Of course, to achieve recognition of Indigenous rights to natural resources the provinces would have to come on board. Canada’s founding document, the Constitution Act of 1867 (which we used to call the British North America Act), assigns ownership and benefit from all natural resources within their boundaries to the provinces.
On Canadian lands and waters that are not parts of the provinces – the northern territories and the offshore – the federal government has sole ownership.
When the all-white Fathers of Confederation drafted the constitution 156 years ago, they would have considered it inconceivable to recognize any sort of rights for Indigenous peoples, whom they considered to be, at best, wards of the state, at worst, a nuisance standing in the way of territorial expansion.
Despite all the apologies, commissions of inquiry and public hand-wringing the fundamental attitude has remained the same until the present day.
There was one occasion in recent times when a political leader had the temerity to suggest his province should share resource revenues with First Nations.
New Democratic leader Dwayne Lingenfelter did so during the 2011 provincial election campaign in Saskatchewan.
The NDPer made the obvious comment that while First Nations people were “here first” most live in poverty, with substandard roads, schools, and health facilities, while the province grows rich from its oil and potash.
The sitting premier in 2011, Saskatchewan Party leader Brad Wall, dismissed Lingenfelter’s suggestion out of hand. His government, he said, rejected revenue sharing with First Nations, or “any other group”.
Tellingly, Wall added that wealth from resources was how his government could “keep taxes low.”
For the NDP, the revenue sharing proposal was a political loser. The party dropped 11 seats in the 2011 election. Wall cruised to a landslide victory.
The next Saskatchewan NDP leader decided discretion was the better part of valour and dropped the revenue-sharing plank from the party platform.
The idea might have more traction 2023 than in 2011
The current federal government has focused more on Indigenous reconciliation than any previous government. The Trudeau team finally ended the practice of endlessly protracted litigation in court and negotiated an agreement on First Nations child welfare.

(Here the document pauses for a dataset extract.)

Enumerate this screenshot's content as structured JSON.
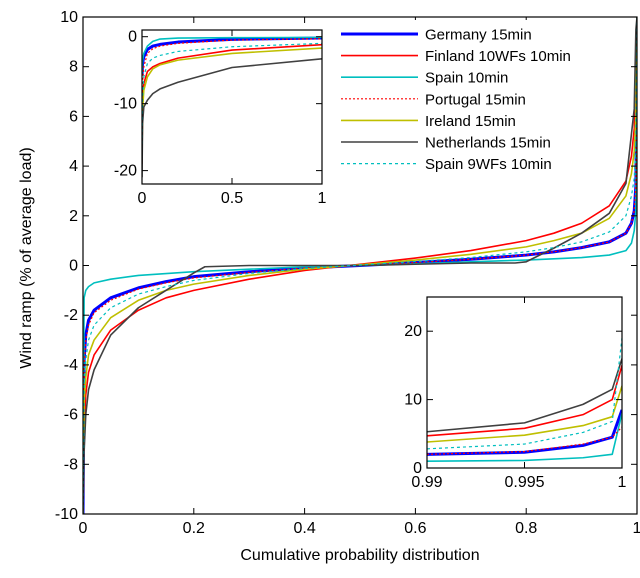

The 2023 budget also includes some big sums for much-needed services for Indigenous communities such as health and housing. There is $2 billion over 10 years, for instance, for a new Indigenous Health Equity Fund, to “address the unique challenges Indigenous Peoples face when accessing health care services.”

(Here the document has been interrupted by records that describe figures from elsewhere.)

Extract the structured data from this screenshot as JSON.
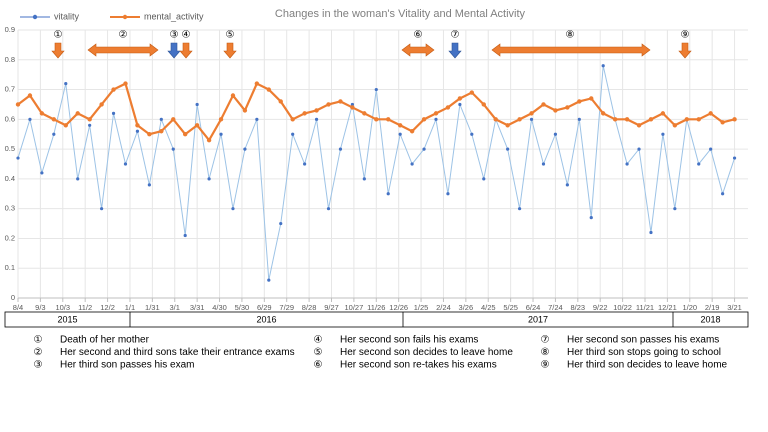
{
  "chart_data": {
    "type": "line",
    "title": "Changes in the woman's Vitality and Mental Activity",
    "x": [
      0,
      16,
      32,
      48,
      64,
      80,
      96,
      112,
      128,
      144,
      160,
      176,
      192,
      208,
      224,
      240,
      256,
      272,
      288,
      304,
      320,
      336,
      352,
      368,
      384,
      400,
      416,
      432,
      448,
      464,
      480,
      496,
      512,
      528,
      544,
      560,
      576,
      592,
      608,
      624,
      640,
      656,
      672,
      688,
      704,
      720,
      736,
      752,
      768,
      784,
      800,
      816,
      832,
      848,
      864,
      880,
      896,
      912,
      928,
      944,
      960
    ],
    "series": [
      {
        "name": "vitality",
        "color": "#4472c4",
        "values": [
          0.47,
          0.6,
          0.42,
          0.55,
          0.72,
          0.4,
          0.58,
          0.3,
          0.62,
          0.45,
          0.56,
          0.38,
          0.6,
          0.5,
          0.21,
          0.65,
          0.4,
          0.55,
          0.3,
          0.5,
          0.6,
          0.06,
          0.25,
          0.55,
          0.45,
          0.6,
          0.3,
          0.5,
          0.65,
          0.4,
          0.7,
          0.35,
          0.55,
          0.45,
          0.5,
          0.6,
          0.35,
          0.65,
          0.55,
          0.4,
          0.6,
          0.5,
          0.3,
          0.6,
          0.45,
          0.55,
          0.38,
          0.6,
          0.27,
          0.78,
          0.6,
          0.45,
          0.5,
          0.22,
          0.55,
          0.3,
          0.6,
          0.45,
          0.5,
          0.35,
          0.47
        ]
      },
      {
        "name": "mental_activity",
        "color": "#ed7d31",
        "values": [
          0.65,
          0.68,
          0.62,
          0.6,
          0.58,
          0.62,
          0.6,
          0.65,
          0.7,
          0.72,
          0.58,
          0.55,
          0.56,
          0.6,
          0.55,
          0.58,
          0.53,
          0.6,
          0.68,
          0.63,
          0.72,
          0.7,
          0.66,
          0.6,
          0.62,
          0.63,
          0.65,
          0.66,
          0.64,
          0.62,
          0.6,
          0.6,
          0.58,
          0.56,
          0.6,
          0.62,
          0.64,
          0.67,
          0.69,
          0.65,
          0.6,
          0.58,
          0.6,
          0.62,
          0.65,
          0.63,
          0.64,
          0.66,
          0.67,
          0.62,
          0.6,
          0.6,
          0.58,
          0.6,
          0.62,
          0.58,
          0.6,
          0.6,
          0.62,
          0.59,
          0.6
        ]
      }
    ],
    "xlim": [
      0,
      978
    ],
    "xticks": [
      {
        "value": 0,
        "label": "8/4"
      },
      {
        "value": 30,
        "label": "9/3"
      },
      {
        "value": 60,
        "label": "10/3"
      },
      {
        "value": 90,
        "label": "11/2"
      },
      {
        "value": 120,
        "label": "12/2"
      },
      {
        "value": 150,
        "label": "1/1"
      },
      {
        "value": 180,
        "label": "1/31"
      },
      {
        "value": 210,
        "label": "3/1"
      },
      {
        "value": 240,
        "label": "3/31"
      },
      {
        "value": 270,
        "label": "4/30"
      },
      {
        "value": 300,
        "label": "5/30"
      },
      {
        "value": 330,
        "label": "6/29"
      },
      {
        "value": 360,
        "label": "7/29"
      },
      {
        "value": 390,
        "label": "8/28"
      },
      {
        "value": 420,
        "label": "9/27"
      },
      {
        "value": 450,
        "label": "10/27"
      },
      {
        "value": 480,
        "label": "11/26"
      },
      {
        "value": 510,
        "label": "12/26"
      },
      {
        "value": 540,
        "label": "1/25"
      },
      {
        "value": 570,
        "label": "2/24"
      },
      {
        "value": 600,
        "label": "3/26"
      },
      {
        "value": 630,
        "label": "4/25"
      },
      {
        "value": 660,
        "label": "5/25"
      },
      {
        "value": 690,
        "label": "6/24"
      },
      {
        "value": 720,
        "label": "7/24"
      },
      {
        "value": 750,
        "label": "8/23"
      },
      {
        "value": 780,
        "label": "9/22"
      },
      {
        "value": 810,
        "label": "10/22"
      },
      {
        "value": 840,
        "label": "11/21"
      },
      {
        "value": 870,
        "label": "12/21"
      },
      {
        "value": 900,
        "label": "1/20"
      },
      {
        "value": 930,
        "label": "2/19"
      },
      {
        "value": 960,
        "label": "3/21"
      }
    ],
    "ylim": [
      0,
      0.9
    ],
    "yticks": [
      0,
      0.1,
      0.2,
      0.3,
      0.4,
      0.5,
      0.6,
      0.7,
      0.8,
      0.9
    ],
    "grid": true,
    "years": [
      "2015",
      "2016",
      "2017",
      "2018"
    ],
    "annotations": [
      "①",
      "②",
      "③",
      "④",
      "⑤",
      "⑥",
      "⑦",
      "⑧",
      "⑨"
    ],
    "notes": [
      {
        "num": "①",
        "text": "Death of her mother"
      },
      {
        "num": "②",
        "text": "Her second and third sons take their entrance exams"
      },
      {
        "num": "③",
        "text": "Her third son passes his exam"
      },
      {
        "num": "④",
        "text": "Her second son fails his exams"
      },
      {
        "num": "⑤",
        "text": "Her second son decides to leave home"
      },
      {
        "num": "⑥",
        "text": "Her second son re-takes his exams"
      },
      {
        "num": "⑦",
        "text": "Her second son passes his exams"
      },
      {
        "num": "⑧",
        "text": "Her third son stops going to school"
      },
      {
        "num": "⑨",
        "text": "Her third son decides to leave home"
      }
    ]
  }
}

There is also $4 billion over seven years, for an Indigenous Housing Strategy, the details of which the government is negotiating with Indigenous partners. That money might be welcome, but the Assembly of First Nations points out that it falls well short of the $60 billion they believe is necessary “to close the gap in housing”.
For Indigenous communities, achieving direct control over and benefit from natural resources would be a huge game-changer. And while the federal government could not implement such recognition on its own, it could get the ball rolling.
Looking back at the Saskatchewan experience of 2011, politicians might be wary of touching the issue.
But a lot has happened in the intervening 12 years. A good portion of the Canadian public might be much more open to a full and genuine reconciliation with Indigenous people than they were more than a decade ago.